4.3. Aux termes de l'art. 33 al. 1 let. a LACI, une perte de travail n'est pas prise en considération lorsqu'elle est due à des mesures touchant l'organisation de l'entreprise, tels que travaux de nettoyage, de réparation ou d'entretien, ou à d'autres interruptions habituelles et réitérées de l'exploitation, ou encore à des circonstances inhérentes aux risques normaux d'exploitation que l'employeur doit assumer. Doivent être considérés comme des risques normaux d'exploitation au sens de cette disposition les pertes de travail habituelles, c'est-à-dire celles qui, d'après l'expérience de la vie, surviennent périodiquement et qui, par conséquent, peuvent faire l'objet de calculs prévisionnels. Les pertes de travail susceptibles de toucher chaque employeur sont des circonstances inhérentes aux risques d'exploitation généralement assumés par une entreprise. Ce n'est que lorsqu'elles présentent un caractère exceptionnel ou extraordinaire qu'elles ouvrent le droit à une indemnité en cas de réduction de l'horaire de travail. La question du risque d'exploitation ne saurait par ailleurs être tranchée de manière identique pour tous les genres d'entreprises, ce risque devant au contraire être apprécié dans chaque cas particulier, compte tenu de toutes les circonstances liées à l'activité spécifique de l'exploitation en cause (ATF 138 V 333 consid. 4.2.2; 119 V 498 consid. 1; arrêt C 283/01 du 8 octobre 2003 consid. 3).
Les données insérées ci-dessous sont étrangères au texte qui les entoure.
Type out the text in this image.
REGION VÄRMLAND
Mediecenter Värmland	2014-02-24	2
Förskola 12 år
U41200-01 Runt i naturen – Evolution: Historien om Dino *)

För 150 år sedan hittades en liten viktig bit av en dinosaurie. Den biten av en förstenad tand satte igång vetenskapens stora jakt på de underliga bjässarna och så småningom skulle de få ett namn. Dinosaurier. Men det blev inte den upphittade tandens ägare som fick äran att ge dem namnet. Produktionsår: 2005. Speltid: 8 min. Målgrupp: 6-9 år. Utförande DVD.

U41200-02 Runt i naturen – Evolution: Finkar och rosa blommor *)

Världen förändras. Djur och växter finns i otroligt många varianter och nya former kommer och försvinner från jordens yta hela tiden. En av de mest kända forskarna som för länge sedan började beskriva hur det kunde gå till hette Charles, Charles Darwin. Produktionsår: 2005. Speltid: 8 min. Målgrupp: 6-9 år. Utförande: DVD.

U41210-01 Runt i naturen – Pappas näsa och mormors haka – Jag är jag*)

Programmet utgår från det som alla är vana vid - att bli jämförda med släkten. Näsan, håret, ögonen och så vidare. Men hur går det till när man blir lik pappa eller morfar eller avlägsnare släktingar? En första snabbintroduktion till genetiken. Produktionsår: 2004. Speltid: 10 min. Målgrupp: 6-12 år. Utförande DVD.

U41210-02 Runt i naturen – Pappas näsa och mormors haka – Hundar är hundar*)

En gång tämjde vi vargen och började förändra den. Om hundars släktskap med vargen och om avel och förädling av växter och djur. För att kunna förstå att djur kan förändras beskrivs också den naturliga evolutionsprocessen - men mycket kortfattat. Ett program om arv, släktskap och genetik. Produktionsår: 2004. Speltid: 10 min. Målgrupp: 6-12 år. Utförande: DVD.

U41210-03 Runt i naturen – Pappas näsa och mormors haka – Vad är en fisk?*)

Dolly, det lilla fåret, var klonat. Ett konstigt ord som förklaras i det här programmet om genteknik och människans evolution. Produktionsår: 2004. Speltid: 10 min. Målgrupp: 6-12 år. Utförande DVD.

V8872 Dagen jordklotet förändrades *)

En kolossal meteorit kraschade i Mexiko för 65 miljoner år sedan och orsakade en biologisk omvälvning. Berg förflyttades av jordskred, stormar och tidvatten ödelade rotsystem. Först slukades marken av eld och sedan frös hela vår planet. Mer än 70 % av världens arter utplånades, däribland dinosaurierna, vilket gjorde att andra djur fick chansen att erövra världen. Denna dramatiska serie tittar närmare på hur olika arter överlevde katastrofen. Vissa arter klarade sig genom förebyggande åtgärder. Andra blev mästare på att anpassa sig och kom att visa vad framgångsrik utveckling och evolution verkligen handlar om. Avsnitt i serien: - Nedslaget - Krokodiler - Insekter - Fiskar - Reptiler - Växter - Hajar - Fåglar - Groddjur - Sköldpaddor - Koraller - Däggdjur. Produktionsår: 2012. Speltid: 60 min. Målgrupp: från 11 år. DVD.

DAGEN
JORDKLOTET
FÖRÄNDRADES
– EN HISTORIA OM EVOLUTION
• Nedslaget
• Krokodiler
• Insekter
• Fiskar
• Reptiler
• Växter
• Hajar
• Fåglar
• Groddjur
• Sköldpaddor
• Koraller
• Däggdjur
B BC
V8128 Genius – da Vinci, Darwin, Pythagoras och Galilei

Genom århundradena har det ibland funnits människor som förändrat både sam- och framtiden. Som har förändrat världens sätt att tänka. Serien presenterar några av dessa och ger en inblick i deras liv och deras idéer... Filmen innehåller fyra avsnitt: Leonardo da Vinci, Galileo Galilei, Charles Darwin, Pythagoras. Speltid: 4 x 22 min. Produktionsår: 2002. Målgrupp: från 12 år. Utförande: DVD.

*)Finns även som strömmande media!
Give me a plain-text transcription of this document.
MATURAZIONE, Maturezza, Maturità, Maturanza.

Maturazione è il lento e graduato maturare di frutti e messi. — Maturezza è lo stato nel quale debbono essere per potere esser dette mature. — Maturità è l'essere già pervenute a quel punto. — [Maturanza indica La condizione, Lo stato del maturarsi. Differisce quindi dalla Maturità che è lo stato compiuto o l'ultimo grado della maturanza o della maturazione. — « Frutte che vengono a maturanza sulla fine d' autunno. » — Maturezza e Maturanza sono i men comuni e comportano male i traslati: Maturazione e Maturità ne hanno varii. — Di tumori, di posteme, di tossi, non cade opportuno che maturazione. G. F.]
L'exception de l'art. 33 al. 1 let. a LACI ne vaut pas seulement pour les pertes de travail dues à des facteurs d'ordre économique selon l'art. 32 al. 1 LACI, mais s'applique également aux cas de rigueur au sens des art. 32 al. 3 LACI et 51 OACI (ATF 138 V 333 consid. 4.2.1; 128 V 305 consid. 4b; 121 V 371 consid. 2c et les références).
5.
5.1. Les juges cantonaux ont constaté qu'entre le 11 mai et le 30 juin 2021, les locaux pris à bail par la recourante avaient fait l'objet de travaux dont la nature empêchait cette dernière de déployer son activité économique.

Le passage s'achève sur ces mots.